On May 14, the court had imposed blanket ban on Gotabaya’s  arrest. Following a public outcry, the Attorney General sought a clarification and the court on Monday said that the reprieve against arrest till the case is decided will apply only to the four cases Gotabaya  had mentioned in his Fundamental Rights petition.

In his petition, Gotabaya had said that the Financial Crimes Investigation Division (FCID) of the police had not been properly established. It also carries an inherent political bias. It was created by the cabinet and investigates only cases sent by a cabinet sub-committee chaired by the Prime Minister. Gotabaya said that he feared imminent arrest in “politically motivated” cases.   

Senior Counsel J.C.Weliamuna told Express that there is no bar against Gotabaya’s arrest in other cases pending before other institutions of inquiry like the Bribery Commission.
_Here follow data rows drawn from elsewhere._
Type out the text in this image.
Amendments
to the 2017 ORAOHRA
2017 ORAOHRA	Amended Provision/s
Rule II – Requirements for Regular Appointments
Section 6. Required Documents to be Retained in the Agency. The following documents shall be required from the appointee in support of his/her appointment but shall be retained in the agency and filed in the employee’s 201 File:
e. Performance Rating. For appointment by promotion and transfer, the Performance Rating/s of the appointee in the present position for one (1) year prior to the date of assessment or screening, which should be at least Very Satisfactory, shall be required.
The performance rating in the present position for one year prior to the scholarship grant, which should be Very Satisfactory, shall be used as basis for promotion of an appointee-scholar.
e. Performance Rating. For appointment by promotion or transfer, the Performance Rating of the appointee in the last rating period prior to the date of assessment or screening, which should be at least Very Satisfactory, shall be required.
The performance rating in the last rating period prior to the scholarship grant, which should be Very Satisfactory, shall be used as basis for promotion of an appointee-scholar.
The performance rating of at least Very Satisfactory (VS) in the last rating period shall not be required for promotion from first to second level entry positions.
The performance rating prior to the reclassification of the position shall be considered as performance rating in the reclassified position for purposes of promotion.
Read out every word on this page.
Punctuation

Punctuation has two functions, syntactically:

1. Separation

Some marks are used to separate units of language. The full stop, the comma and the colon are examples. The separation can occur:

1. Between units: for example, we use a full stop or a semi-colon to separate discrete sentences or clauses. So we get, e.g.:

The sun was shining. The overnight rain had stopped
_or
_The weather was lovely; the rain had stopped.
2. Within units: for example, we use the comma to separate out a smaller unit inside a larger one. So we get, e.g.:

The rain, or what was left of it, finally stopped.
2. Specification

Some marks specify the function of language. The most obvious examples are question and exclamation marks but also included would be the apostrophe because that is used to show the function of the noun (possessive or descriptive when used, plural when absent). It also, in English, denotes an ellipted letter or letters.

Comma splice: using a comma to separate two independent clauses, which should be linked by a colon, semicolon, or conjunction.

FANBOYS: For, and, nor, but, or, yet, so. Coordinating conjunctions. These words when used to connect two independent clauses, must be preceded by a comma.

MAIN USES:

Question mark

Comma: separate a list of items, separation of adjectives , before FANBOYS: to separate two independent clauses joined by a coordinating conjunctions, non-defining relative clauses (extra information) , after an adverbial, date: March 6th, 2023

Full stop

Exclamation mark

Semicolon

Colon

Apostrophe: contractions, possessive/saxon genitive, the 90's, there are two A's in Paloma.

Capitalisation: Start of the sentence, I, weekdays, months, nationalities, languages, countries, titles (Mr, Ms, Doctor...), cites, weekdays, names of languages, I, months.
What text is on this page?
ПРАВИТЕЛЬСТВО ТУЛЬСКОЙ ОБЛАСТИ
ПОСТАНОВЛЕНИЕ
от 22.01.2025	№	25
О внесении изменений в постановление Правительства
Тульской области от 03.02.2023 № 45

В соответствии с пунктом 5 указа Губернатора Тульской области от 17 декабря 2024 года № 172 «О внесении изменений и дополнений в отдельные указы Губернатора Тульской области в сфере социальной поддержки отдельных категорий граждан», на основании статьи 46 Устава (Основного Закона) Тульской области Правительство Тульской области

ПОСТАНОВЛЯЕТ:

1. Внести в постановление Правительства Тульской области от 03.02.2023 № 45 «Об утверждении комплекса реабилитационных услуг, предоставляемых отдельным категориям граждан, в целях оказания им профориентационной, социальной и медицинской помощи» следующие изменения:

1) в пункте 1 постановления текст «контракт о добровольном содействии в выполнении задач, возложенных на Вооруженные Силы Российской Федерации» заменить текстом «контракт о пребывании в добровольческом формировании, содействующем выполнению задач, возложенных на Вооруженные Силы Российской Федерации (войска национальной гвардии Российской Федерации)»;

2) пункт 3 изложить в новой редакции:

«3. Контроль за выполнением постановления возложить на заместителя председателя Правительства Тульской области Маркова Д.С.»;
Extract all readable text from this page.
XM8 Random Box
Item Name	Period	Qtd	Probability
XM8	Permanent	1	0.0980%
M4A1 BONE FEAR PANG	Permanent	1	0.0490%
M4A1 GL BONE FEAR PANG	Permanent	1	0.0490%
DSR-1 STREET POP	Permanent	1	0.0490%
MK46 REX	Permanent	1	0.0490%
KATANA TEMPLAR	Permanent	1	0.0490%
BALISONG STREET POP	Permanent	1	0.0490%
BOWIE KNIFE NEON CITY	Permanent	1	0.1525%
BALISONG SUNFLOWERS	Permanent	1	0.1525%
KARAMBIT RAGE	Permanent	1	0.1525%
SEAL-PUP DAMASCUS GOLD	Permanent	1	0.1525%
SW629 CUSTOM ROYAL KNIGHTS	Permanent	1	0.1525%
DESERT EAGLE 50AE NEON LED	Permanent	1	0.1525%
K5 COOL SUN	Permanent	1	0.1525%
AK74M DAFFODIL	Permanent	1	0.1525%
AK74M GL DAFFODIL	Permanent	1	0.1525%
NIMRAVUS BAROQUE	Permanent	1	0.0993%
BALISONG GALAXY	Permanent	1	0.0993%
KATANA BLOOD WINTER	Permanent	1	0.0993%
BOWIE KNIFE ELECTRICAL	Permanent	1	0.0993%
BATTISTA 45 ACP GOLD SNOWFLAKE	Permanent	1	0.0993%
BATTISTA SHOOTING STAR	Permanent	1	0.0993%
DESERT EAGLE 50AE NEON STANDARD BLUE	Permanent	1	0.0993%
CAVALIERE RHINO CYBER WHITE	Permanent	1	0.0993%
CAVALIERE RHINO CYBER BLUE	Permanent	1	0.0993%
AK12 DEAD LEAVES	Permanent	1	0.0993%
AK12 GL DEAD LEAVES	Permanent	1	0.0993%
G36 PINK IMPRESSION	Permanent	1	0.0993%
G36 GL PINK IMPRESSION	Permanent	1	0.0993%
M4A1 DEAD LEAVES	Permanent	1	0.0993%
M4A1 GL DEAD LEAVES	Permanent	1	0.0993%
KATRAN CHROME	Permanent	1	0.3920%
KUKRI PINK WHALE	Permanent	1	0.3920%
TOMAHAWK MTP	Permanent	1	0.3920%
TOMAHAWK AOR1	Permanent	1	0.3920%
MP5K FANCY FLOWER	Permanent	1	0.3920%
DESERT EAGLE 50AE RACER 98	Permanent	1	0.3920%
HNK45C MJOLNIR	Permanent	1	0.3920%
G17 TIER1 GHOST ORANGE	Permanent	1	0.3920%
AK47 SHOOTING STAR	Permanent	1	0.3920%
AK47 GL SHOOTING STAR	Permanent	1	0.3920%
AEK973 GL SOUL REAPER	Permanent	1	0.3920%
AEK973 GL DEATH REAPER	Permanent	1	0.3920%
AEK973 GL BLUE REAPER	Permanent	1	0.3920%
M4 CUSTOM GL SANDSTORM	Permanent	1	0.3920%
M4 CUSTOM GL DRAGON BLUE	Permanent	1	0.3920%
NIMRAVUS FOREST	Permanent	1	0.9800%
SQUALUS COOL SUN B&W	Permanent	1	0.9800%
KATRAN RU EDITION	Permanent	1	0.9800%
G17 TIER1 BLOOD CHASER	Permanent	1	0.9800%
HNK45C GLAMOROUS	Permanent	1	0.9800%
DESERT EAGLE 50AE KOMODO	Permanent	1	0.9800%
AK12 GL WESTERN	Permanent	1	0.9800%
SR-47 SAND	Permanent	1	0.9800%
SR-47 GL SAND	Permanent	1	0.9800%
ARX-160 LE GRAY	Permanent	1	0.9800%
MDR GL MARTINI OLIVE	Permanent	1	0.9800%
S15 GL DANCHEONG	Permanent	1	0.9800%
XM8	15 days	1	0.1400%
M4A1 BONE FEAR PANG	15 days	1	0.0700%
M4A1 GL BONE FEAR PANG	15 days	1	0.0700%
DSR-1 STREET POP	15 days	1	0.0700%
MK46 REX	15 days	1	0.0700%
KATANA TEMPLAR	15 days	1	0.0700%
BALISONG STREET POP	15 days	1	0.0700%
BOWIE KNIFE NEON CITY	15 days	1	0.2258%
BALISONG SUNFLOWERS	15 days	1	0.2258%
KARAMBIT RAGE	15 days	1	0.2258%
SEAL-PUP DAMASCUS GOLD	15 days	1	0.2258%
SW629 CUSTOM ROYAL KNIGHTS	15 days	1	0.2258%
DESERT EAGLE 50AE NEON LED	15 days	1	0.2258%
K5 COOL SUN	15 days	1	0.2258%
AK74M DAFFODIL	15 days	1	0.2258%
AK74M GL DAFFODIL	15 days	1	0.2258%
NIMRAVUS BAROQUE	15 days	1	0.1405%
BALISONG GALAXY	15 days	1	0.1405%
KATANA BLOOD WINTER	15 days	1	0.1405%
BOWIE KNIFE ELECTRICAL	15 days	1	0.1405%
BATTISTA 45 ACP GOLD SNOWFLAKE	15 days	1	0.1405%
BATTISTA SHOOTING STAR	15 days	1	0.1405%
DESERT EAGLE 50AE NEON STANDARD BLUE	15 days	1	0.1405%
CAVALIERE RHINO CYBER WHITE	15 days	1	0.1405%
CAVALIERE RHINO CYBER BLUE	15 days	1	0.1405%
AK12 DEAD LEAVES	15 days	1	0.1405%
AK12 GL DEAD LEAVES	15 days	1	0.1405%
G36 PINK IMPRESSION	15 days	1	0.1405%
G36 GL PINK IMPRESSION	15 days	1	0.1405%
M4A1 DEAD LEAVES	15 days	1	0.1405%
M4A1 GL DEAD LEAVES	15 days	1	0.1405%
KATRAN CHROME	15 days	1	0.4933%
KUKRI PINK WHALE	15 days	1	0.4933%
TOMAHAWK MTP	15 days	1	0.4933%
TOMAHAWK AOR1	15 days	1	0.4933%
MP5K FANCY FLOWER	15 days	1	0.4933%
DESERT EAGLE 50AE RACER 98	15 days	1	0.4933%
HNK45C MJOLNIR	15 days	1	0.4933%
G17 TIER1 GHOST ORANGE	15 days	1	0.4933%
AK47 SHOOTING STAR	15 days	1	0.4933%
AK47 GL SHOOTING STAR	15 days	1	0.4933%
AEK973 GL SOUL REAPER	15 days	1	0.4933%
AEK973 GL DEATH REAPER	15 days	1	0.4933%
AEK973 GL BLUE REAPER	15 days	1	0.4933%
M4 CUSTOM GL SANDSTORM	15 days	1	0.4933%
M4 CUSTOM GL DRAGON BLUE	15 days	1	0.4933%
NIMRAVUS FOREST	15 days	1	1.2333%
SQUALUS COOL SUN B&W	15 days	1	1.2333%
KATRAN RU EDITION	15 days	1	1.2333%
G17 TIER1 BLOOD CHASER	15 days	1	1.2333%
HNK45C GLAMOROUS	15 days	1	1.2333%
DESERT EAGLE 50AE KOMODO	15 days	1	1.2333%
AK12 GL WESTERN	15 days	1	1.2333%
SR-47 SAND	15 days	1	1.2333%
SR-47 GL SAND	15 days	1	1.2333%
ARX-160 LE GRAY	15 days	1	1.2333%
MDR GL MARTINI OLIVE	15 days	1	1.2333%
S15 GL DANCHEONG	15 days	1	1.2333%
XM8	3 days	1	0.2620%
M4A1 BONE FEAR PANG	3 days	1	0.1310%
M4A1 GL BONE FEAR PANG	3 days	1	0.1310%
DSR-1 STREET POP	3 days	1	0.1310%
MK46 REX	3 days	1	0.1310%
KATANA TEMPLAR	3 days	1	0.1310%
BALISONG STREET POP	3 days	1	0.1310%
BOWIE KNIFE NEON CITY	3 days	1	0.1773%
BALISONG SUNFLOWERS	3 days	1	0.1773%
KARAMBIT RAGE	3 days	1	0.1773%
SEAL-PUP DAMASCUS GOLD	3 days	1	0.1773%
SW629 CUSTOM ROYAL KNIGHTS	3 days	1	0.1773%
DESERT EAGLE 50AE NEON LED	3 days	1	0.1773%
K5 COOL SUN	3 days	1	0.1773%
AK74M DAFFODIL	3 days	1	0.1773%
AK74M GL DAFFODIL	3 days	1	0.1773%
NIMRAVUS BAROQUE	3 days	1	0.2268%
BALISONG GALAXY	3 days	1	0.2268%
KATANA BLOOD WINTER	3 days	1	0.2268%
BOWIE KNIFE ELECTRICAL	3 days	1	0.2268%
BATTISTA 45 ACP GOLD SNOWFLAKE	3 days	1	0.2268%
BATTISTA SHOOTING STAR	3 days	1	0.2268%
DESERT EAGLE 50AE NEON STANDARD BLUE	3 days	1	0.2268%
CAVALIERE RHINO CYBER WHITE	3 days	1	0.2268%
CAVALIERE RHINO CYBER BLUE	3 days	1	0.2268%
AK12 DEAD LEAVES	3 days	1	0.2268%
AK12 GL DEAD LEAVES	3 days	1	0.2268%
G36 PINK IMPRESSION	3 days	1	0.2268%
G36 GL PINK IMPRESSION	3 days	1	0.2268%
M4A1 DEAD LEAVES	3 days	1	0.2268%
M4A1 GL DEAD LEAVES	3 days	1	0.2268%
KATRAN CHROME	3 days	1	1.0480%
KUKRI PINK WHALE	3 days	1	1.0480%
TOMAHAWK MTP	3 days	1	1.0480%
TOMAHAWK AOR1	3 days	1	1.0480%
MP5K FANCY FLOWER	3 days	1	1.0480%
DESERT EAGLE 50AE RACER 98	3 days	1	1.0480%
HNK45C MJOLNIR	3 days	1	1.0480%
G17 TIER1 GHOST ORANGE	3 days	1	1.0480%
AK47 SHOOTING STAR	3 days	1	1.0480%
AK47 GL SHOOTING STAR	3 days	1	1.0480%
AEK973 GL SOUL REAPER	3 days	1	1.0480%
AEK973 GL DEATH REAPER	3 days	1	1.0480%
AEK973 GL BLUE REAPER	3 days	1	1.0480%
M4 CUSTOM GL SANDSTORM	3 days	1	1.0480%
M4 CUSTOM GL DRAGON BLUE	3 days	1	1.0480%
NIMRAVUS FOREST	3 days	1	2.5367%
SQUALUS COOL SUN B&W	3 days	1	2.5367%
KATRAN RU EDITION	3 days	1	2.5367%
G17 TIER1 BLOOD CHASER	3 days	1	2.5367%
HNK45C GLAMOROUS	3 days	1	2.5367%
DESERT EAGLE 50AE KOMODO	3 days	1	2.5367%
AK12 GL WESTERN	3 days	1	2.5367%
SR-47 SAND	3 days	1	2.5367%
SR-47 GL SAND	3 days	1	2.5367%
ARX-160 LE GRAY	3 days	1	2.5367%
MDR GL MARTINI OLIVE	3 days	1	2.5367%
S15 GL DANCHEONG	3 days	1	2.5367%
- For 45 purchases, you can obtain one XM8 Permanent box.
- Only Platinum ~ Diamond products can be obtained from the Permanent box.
In the floating armory case, it is alleged that the business of supplying arms for anti-piracy work,  previously done by the Lankan navy, was given to a private company without floating a tender. Also, when arms could not be brought on shore, all arms transfers were done on shore. The weapons were also unlicensed.

In the MIG 27 purchase case, old planes had been bought at an inflated price and payments were made to the nonexistent Belimissa Holdings.

Gotabaya argued that payments for the MIG 27s were made as per the seller’s instructions and that in the floating armory case, there had been only procedural errors.